Last Wednesday, before everything went to mush, I was already feeling angst. I tried to prepare myself for what I knew was going to happen, and I felt fairly confident with my decision, but then after it all happened on Thursday, I didn’t feel well. My hunger has been mixed since that day, my heart has these moments where it both hurts and then beats so fast, I don’t know how to stop it, I wake up from sleep more than I’d like, my mind can not stop thinking about it and how the other person may, or may not feel (I don’t know because he won’t respond), and lastly, my gut keeps screaming “THIS IS WRONG!”.
So what is a girl to do?
Some would say, leave it be, or, If he isn’t fighting for you than don’t fight back.
But as I learned, it is gray. It’s gray because the black side says, walk away, the white side says, don’t walk away, and the gray part says let’s get all crazy here and my heart and my mind agree, even though my mind sometimes stops and ponders whether I’m being rational or logical, but my heart overrides those thoughts, so I’m left with following my heart.
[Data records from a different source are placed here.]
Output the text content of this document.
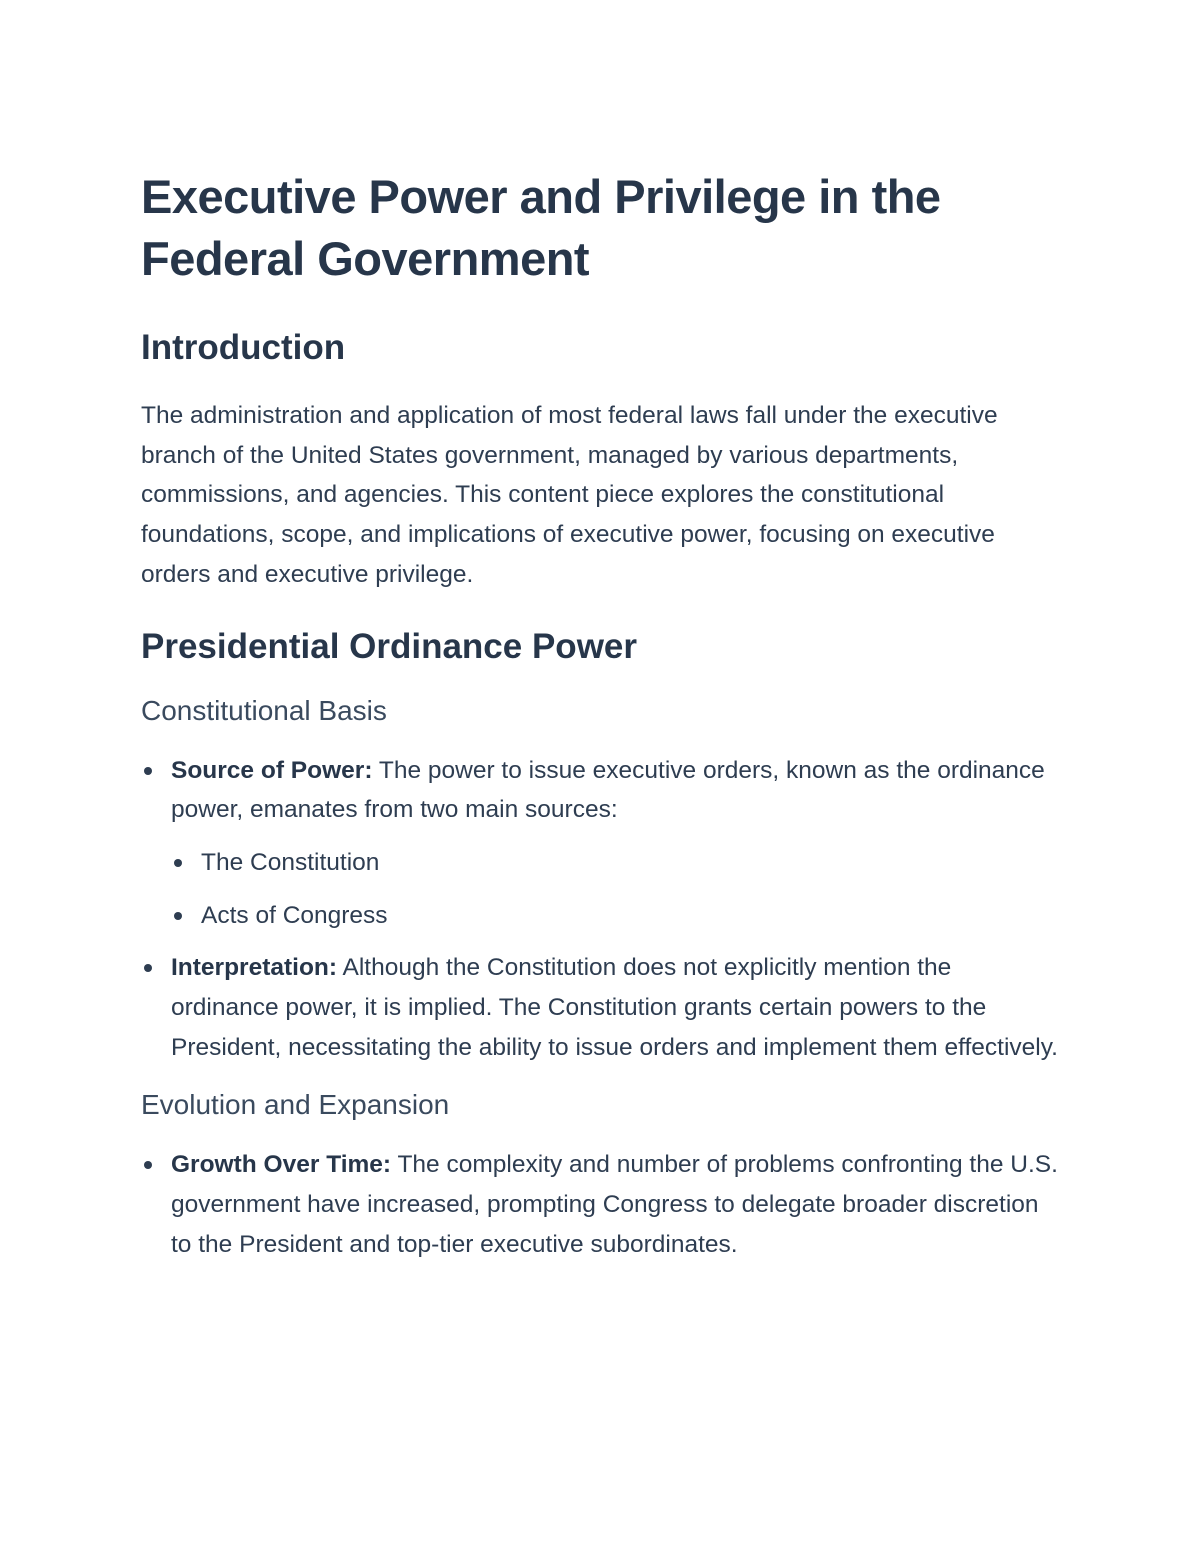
Executive Power and Privilege in the Federal Government
Introduction

The administration and application of most federal laws fall under the executive branch of the United States government, managed by various departments, commissions, and agencies. This content piece explores the constitutional foundations, scope, and implications of executive power, focusing on executive orders and executive privilege.

Presidential Ordinance Power
Constitutional Basis
Source of Power: The power to issue executive orders, known as the ordinance power, emanates from two main sources:
The Constitution
Acts of Congress
Interpretation: Although the Constitution does not explicitly mention the ordinance power, it is implied. The Constitution grants certain powers to the President, necessitating the ability to issue orders and implement them effectively.
Evolution and Expansion
Growth Over Time: The complexity and number of problems confronting the U.S. government have increased, prompting Congress to delegate broader discretion to the President and top-tier executive subordinates.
Just as I would get all crazy with my business, I am known for this after all with some of my custom designs, I’m about to get all crazy following my heart on the personal side. This could be bad. This could be good. But more importantly, it shows courage and if I have courage to put my art out there for all to see and buy and appreciate, I can do the same with my heart. We’ll see how this goes.
Should it not go as I want it, at least I had courage and made the necessary steps to free myself from my black or white limiting mindset. I think my therapist will be proud; I know I’m proud.